Today's SCMP article says the farmland pollution is particularly bad in China's southwestern Yunnan,
Guangdong and
Guangxi provinces.
The polluting
effects of China's
rapid industrialization are hardly news. But the industrial
clusters cropping up in the nation's farm belts present new problems.
Food safety in China in the past few years has primarily been framed as a
problem of corruption in the supply chain, as was the case in the melamine
scandal, or the overuse of pesticides, insecticides and chemical fertilizers in
agriculture. Crop contamination by heavy metals from nearby industry that soak
into the soil did not start this year — in fact the rice samples used to determine the 10%
contamination rate were taken back in 2007 — but the scope of the problem is just
beginning to be fully comprehended.
The domestic health ramifications of this information
will take even longer to determine. China's has a growing list of what have come to be known as
“cancer villages” — towns next door
to badly regulated factories where myriad forms of pollution have caused high
cancer rates in residents. In January, to name one example, a battery factory
was forced to close after more than 200 children living in its vicinity were
diagnosed with high levels of lead in their blood in Anhui
province, just west of Shanghai.
(Read about how your jeans might be
contributing to China's
industrial health problems.)
So what happens when this kind of contamination is spread
to millions of Chinese consumers, albeit at lower levels? (China exports relatively little rice; the U.S., for instance, only imported about $4
million in rice from China
in 2010, compared to $13 million in soybeans.) Rice, China's staple food, turns out to be a particularly good conduit
for the metal cadmium, particularly hybrid rice varieties that are planted in
acidic soils, as is widely the case in southwest China. And cadmium is not the
kind of thing you want to be ingesting in vast quantities.
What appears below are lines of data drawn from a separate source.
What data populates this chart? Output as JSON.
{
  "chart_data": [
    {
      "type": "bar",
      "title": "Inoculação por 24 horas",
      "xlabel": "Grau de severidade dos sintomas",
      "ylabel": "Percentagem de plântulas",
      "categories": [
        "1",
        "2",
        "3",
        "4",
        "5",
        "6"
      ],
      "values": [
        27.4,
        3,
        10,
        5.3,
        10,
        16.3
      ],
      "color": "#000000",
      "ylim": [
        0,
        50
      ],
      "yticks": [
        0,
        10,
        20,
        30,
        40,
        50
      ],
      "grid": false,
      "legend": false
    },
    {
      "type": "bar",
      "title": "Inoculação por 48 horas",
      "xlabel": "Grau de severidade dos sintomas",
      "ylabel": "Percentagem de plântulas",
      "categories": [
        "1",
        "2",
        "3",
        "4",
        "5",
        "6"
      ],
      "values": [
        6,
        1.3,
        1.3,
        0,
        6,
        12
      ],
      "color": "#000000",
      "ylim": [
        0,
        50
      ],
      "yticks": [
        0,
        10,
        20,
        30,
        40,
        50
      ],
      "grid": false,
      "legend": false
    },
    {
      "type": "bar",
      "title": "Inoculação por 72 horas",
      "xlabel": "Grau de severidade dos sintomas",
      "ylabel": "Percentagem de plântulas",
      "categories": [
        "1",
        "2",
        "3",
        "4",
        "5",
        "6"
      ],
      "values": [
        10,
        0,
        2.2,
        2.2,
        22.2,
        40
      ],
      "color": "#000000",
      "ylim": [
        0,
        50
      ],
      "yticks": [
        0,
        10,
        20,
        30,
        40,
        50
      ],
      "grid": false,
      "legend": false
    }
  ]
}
OSHA describes it as an “extremely toxic
metal” with the following effects from acute and chronic exposure:
- Acute — Indicates that metal fume fever may result from acute exposure
with flu-like symptoms of weakness, fever, headache, chills, sweating and
muscular pain. Acute pulmonary edema usually develops within 24 hours and
reaches a maximum by three days. If death from asphyxia does not occur,
symptoms may resolve within a week.
- Chronic — Identifies the most serious consequence of chronic cadmium
poisoning is cancer (lung and prostate). The first observed chronic effect
is generally kidney damage, manifested by excretion of excessive (low
molecular weight) protein in the urine. Cadmium also is believed to cause
pulmonary emphysema and bone disease (osteomalcia
and osteoporosis). The latter has been observed in Japan
("itai-itai" disease) where residents
were exposed to cadmium in rice crops irrigated with cadmium-contaminated
water. Cadmium may also cause anemia, teeth discoloration (Cd forms CdS) and loss of
smell (anosmia).
The China Economic Weekly report estimates
economic losses from contaminated rice could be as much as $3 billion a year.
But that's making a big assumption — that the metal-laced rice gets pulled
out of the supply chain and counted as a loss. It's highly unlikely that
millions of tons of rice in China
are going to go through the kind of highly standardized testing this would
require. The long-term costs of dealing with large swaths of the Chinese
population that slowly ingest cadmium with potential effects ranging from
kidney damage to bone disease are, to put it lightly, harder to calculate.